Mum diagnosed with secondary breast cancer but really worried about level of care

Hello, my first time on here.

 

My mum had been having back pain for 5-6 weeks and the GP was no good, she was starting to get abdomen pains as well, so we took here into A+E on Thursday - tests all day and after a CT scan they found a lump in her breast and shadows on her liver and spine. Huge huge shock, nobody had any idea of this.
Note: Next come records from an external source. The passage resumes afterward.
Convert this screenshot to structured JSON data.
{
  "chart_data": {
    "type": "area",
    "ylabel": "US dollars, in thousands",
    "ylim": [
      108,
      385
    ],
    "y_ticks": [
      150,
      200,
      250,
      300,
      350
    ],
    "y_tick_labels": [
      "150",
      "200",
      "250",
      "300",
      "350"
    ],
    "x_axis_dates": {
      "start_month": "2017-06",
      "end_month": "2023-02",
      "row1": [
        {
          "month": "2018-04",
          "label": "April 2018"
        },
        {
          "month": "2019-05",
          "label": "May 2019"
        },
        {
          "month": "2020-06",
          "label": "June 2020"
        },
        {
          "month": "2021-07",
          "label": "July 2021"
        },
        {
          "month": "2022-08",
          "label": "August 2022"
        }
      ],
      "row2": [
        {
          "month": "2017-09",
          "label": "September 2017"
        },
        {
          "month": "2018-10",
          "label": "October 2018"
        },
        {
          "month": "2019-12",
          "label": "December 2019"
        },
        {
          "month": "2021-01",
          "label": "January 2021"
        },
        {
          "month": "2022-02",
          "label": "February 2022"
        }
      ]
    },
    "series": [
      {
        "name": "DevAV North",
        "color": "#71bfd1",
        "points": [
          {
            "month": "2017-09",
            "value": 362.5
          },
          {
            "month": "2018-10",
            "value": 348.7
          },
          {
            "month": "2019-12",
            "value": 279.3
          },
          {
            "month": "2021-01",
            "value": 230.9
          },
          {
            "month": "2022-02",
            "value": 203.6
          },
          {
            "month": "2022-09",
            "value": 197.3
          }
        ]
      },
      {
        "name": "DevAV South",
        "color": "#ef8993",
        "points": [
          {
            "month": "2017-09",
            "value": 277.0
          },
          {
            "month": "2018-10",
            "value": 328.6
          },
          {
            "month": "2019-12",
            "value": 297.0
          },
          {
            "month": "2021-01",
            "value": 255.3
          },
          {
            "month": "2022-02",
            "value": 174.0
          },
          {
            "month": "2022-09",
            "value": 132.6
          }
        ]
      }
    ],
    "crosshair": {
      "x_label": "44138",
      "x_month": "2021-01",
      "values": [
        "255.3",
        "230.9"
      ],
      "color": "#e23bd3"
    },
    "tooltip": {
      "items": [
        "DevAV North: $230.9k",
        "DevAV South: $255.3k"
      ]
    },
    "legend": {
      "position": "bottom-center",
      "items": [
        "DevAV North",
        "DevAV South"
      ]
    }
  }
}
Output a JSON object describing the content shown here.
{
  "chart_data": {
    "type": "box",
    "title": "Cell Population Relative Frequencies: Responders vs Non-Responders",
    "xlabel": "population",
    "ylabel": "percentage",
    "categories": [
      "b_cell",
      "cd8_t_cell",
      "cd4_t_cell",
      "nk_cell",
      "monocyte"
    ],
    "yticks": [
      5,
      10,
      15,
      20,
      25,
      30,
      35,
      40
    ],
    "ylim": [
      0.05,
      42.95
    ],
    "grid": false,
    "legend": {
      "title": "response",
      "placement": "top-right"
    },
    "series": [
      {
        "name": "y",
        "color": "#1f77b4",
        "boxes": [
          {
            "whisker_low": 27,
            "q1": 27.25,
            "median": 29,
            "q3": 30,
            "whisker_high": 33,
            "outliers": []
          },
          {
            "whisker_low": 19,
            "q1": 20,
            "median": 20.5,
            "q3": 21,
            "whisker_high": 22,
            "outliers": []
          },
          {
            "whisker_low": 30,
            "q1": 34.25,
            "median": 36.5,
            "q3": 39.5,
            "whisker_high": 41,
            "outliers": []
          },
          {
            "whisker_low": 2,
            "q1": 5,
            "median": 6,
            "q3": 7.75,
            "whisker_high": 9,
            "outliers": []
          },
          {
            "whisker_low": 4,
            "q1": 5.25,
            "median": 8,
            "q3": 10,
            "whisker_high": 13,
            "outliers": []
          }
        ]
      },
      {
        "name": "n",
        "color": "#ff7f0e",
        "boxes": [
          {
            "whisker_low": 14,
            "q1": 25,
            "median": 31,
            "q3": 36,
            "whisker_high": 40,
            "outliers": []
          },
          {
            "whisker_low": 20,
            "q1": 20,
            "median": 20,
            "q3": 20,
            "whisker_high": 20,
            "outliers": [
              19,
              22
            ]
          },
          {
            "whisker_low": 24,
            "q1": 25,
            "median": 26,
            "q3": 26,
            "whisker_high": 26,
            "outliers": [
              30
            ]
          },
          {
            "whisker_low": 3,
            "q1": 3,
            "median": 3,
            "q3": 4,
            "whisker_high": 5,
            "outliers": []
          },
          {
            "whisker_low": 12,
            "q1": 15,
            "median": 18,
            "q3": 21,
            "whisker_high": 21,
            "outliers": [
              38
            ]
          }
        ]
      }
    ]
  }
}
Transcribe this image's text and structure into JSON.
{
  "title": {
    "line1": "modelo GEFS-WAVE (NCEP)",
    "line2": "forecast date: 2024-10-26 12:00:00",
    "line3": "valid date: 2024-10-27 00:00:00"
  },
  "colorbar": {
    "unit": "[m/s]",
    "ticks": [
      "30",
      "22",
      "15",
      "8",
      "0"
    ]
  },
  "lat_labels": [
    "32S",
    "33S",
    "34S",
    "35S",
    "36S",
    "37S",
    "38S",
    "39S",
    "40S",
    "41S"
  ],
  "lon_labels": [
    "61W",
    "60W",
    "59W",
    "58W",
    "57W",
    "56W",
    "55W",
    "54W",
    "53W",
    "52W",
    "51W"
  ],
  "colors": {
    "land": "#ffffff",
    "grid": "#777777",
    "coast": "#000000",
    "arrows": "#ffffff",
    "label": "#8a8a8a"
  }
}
She is 72 and healthy up til now.

 

It is now Tuesday and after several days in the hospital on paracetamol and morphine (which hasn’t completely controlled the pain) she has been sent home to await the next meeting of the multi-disciplinary team (next meeting tomorrow - a full week after diagnosis) she has been promised biopsies twice but they have been withdrawn to wait for this meeting. The nurses have all been really nice but nobody specialist has been to see her, and we are all terrified, trying to support each other, but with very little information. They won’t even use the word ‘cancer’ although that is pretty obvious, she has never had a biopsy so they will not confirm. They suggest there ‘might’ be a biopsy later in the week.

 

Am I just being impatient with the NHS or is this a poor level of service and can we do anything about it? Is the outlook that bleak that they won’t prioritise her for diagnosis or treatment? Help… we are desparate…

 

 

 

now we have been told that the multi-disciplinary team meeting for those patients who haven’t had biopsies is on Friday and that mum is on the agenda - we have been fobbed off again - and that there may be an appointment to follow up that meeting perhaps in ‘one or two weeks’.

 

can anyone advise me on what to do here? I am really concerned that we are receiving a poor level of care for Mum and given wrong information all the time…

 

Thanks for any attention or help that anyone out there can give us.

nk you. We have followed up on PALS with the hospital and Mum met the consultant yesterday, further tests over the next week. we are finally getting some action!

Would recommend anyone in this situation gets in touch with the hospital’s PALS team.